ROME (Reuters) – Italian industrial output fell more than expected in September compared to the previous month and was negative in the third quarter, national statistics bureau ISTAT said on Friday.
The numbers follow weak gross domestic product data that showed stagnation in the third quarter, leaving little hope for a 1% full-year growth rate as officially forecast by the government.
Industrial production fell 0.4% month-on-month after flat August data and below a Reuters survey of 15 analysts that pointed to a 0.2% monthly decrease.
August’s data was revised down from an originally reported rise of 0.1%.
On a workday adjusted year-on-year basis, industrial output in the euro zone’s third largest economy was down 4.0% in September, the 20th consecutive annual decline, ISTAT said.
In the three months to September output was down 0.6% compared with the April-June period.
Earlier this week, a survey showed that Italian manufacturing activity in October contracted for a seventh month running and at a faster pace than the month before, amid persisting declines in output and new orders.

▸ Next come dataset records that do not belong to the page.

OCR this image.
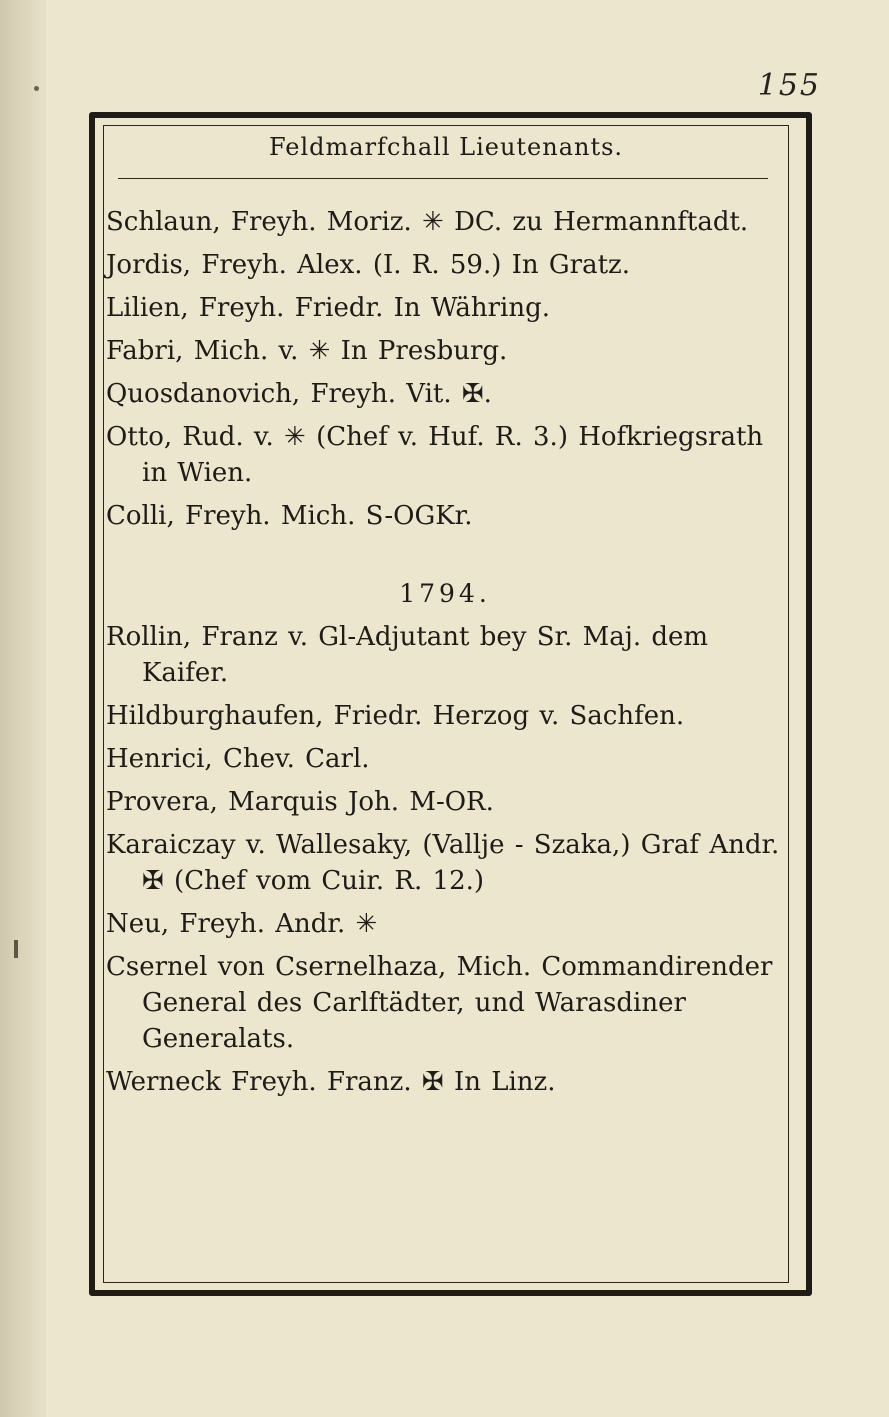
155
Feldmarfchall Lieutenants.
Schlaun, Freyh. Moriz. ✳ DC. zu Hermannftadt.
Jordis, Freyh. Alex. (I. R. 59.) In Gratz.
Lilien, Freyh. Friedr. In Währing.
Fabri, Mich. v. ✳ In Presburg.
Quosdanovich, Freyh. Vit. ✠.
Otto, Rud. v. ✳ (Chef v. Huf. R. 3.) Hofkriegsrath in Wien.
Colli, Freyh. Mich. S-OGKr.
1794.
Rollin, Franz v. Gl-Adjutant bey Sr. Maj. dem Kaifer.
Hildburghaufen, Friedr. Herzog v. Sachfen.
Henrici, Chev. Carl.
Provera, Marquis Joh. M-OR.
Karaiczay v. Wallesaky, (Vallje - Szaka,) Graf Andr. ✠ (Chef vom Cuir. R. 12.)
Neu, Freyh. Andr. ✳
Csernel von Csernelhaza, Mich. Commandirender General des Carlftädter, und Warasdiner Generalats.
Werneck Freyh. Franz. ✠ In Linz.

Italy’s Economy minister Giancarlo Giorgetti on Thursday said domestic forecasting models suggested GDP should return to expansion in the final quarter of the year.
According to ISTAT, the so-called “acquired growth” at the end of the third quarter stood at 0.4%. This means that if there were to be zero quarter-on-quarter growth in the final three months, over the whole of 2024 GDP would increase by 0.4% from the previous year.